Since last week, the late afternoon Sun, on our South Florida waters, seems to have a lazy glow. That intensity, felt in mid-July, seems to be toning down a bit; on a breezy evening, it’s nice to sit outside on the patio, and enjoy the evenings – it’s even better, with smell of bar-b-q and a crisp glass of a mild Shiraz in hand.
This has been an amazing summer; it started with a visit from some wonderful friends from Zurich, right around Memorial Day. They helped us welcome another beautiful South Florida summer. Sometimes, when you live in a place, it’s easy to forget how beautiful it is here. They reminded us, again, that we do live in a corner of Paradise.
Soon after, we went on an exciting expedition to Australia; Sydney, Melbourne, Cairns and Brisbane – in three weeks we connected with astonishing natural beauty, amazing food and service, a “no worries, mate” mindset all wrapped with some beautiful memories with childhood friends. On our way back, our 15-year-old declared that this is most likely the last “long vacation” we will take as a family. Her declaration makes me realize that, in the future, it will most likely be the three of us holidaying somewhere – where she will be at a camp or doing some pre-college activity. We will always, leave a piece of ourselves behind, as we discover new things.
Like other turning points, very likely, this is the end of one stage of our lives – and the beginning of something different. It’s as if I am feeling happy and sad at the same time. I am happy that my teenager is starting to become independent; but I am also sad that she is starting to build her own universe – that is different than ours.
Towards the end of our summer, my mother has come to visit us from Bangladesh. Over the years, she has visited us almost every year, around summer, and spent a few weeks. We eat a lot, argue a lot, play a few games of Scrabble and talk about old times, friends and relatives. My conversations with her are peppered with advice on how to do things differently – and how things are never, fully right.
This time, I notice the frailties of her age, which have started to take a toll on her. It’s difficult to watch your (once strong) parents, move on to a different stage of their lives. Maybe, this is the last time she will visit us like this. With this realization, another stage of my life is changing forever. However much I try, it’s still difficult to acknowledge, that the person that has encouraged me all my life to “aim higher” is slowly fading from my life.
Searching for Nirvana, you realize, you never really get there. Just as you get close, the direction changes a bit – or a few more steps are added. As if, you are always waiting, at the doorstep of heaven. On the other hand, maybe it’s simpler than that. Maybe it is that journey – that stairway – this “bitter-sweet” transition, is the real thing. Getting near, but never really getting there.

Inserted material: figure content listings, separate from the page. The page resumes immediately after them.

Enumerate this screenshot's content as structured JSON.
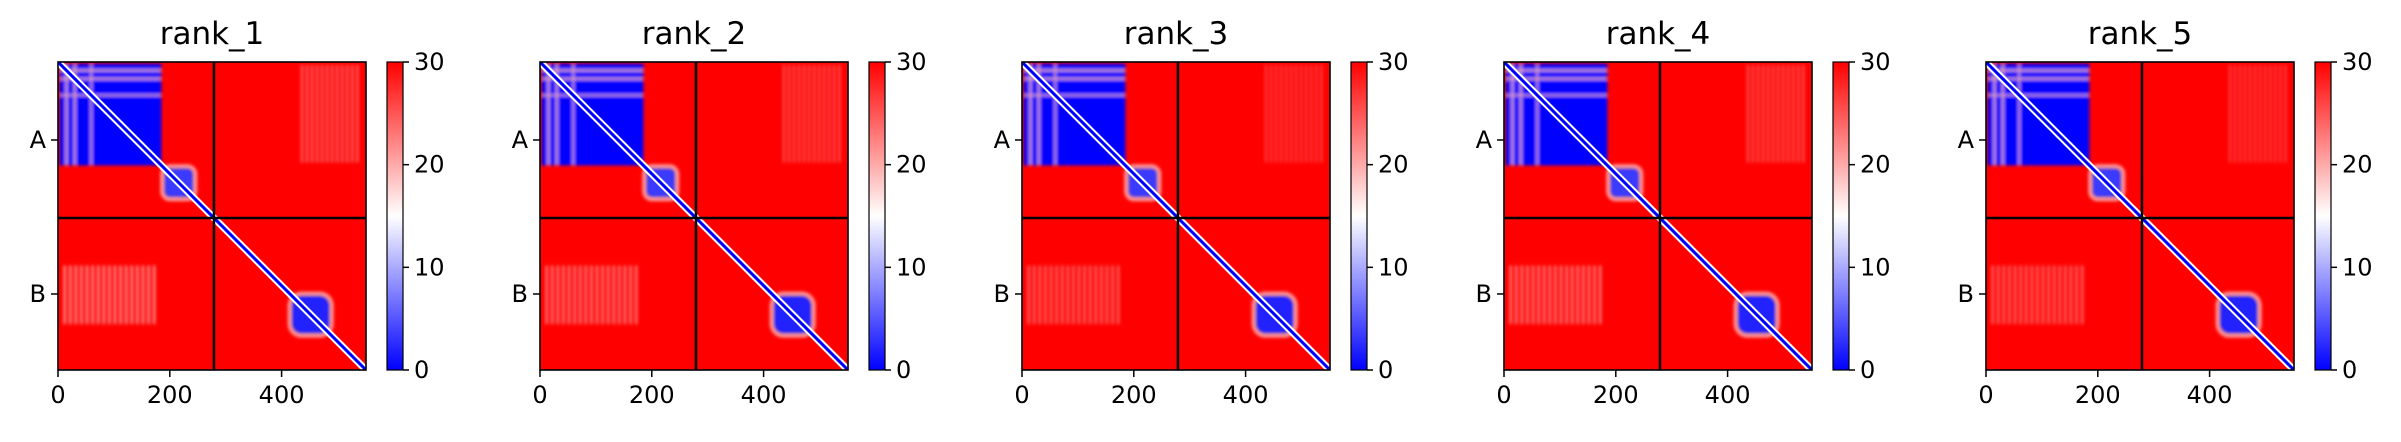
{
  "figure": {
    "panel_titles": [
      "rank_1",
      "rank_2",
      "rank_3",
      "rank_4",
      "rank_5"
    ]
  },
  "chart_data": [
    {
      "type": "heatmap",
      "title": "rank_1",
      "matrix_size": 551,
      "chain_boundaries": [
        279
      ],
      "y_chain_labels": [
        "A",
        "B"
      ],
      "x_ticks": [
        0,
        200,
        400
      ],
      "colorbar": {
        "range": [
          0,
          30
        ],
        "ticks": [
          0,
          10,
          20,
          30
        ],
        "colors": [
          "#0000ff",
          "#ffffff",
          "#ff0000"
        ]
      }
    },
    {
      "type": "heatmap",
      "title": "rank_2",
      "matrix_size": 551,
      "chain_boundaries": [
        279
      ],
      "y_chain_labels": [
        "A",
        "B"
      ],
      "x_ticks": [
        0,
        200,
        400
      ],
      "colorbar": {
        "range": [
          0,
          30
        ],
        "ticks": [
          0,
          10,
          20,
          30
        ],
        "colors": [
          "#0000ff",
          "#ffffff",
          "#ff0000"
        ]
      }
    },
    {
      "type": "heatmap",
      "title": "rank_3",
      "matrix_size": 551,
      "chain_boundaries": [
        279
      ],
      "y_chain_labels": [
        "A",
        "B"
      ],
      "x_ticks": [
        0,
        200,
        400
      ],
      "colorbar": {
        "range": [
          0,
          30
        ],
        "ticks": [
          0,
          10,
          20,
          30
        ],
        "colors": [
          "#0000ff",
          "#ffffff",
          "#ff0000"
        ]
      }
    },
    {
      "type": "heatmap",
      "title": "rank_4",
      "matrix_size": 551,
      "chain_boundaries": [
        279
      ],
      "y_chain_labels": [
        "A",
        "B"
      ],
      "x_ticks": [
        0,
        200,
        400
      ],
      "colorbar": {
        "range": [
          0,
          30
        ],
        "ticks": [
          0,
          10,
          20,
          30
        ],
        "colors": [
          "#0000ff",
          "#ffffff",
          "#ff0000"
        ]
      }
    },
    {
      "type": "heatmap",
      "title": "rank_5",
      "matrix_size": 551,
      "chain_boundaries": [
        279
      ],
      "y_chain_labels": [
        "A",
        "B"
      ],
      "x_ticks": [
        0,
        200,
        400
      ],
      "colorbar": {
        "range": [
          0,
          30
        ],
        "ticks": [
          0,
          10,
          20,
          30
        ],
        "colors": [
          "#0000ff",
          "#ffffff",
          "#ff0000"
        ]
      }
    }
  ]
}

As the sun settles down, my little mermaid and I play in the pool together. We are mesmerized by the jewels, grottos, sharks and dolphins; We notice the crimson sunset together. She reminds me how beautifully God has painted the sky. I take a lazy dip into the ninety degree pool water. I am at the doorstep of heaven. It’s close to perfect here.
Just like this sunset, tomorrow things will be different. Life will continue with its journey. I will keep climbing those steps again. With a bit of lingering nostalgia, I am grateful for today, to experience this near perfect moment – on this near perfect day – at the end of this near perfect Summer.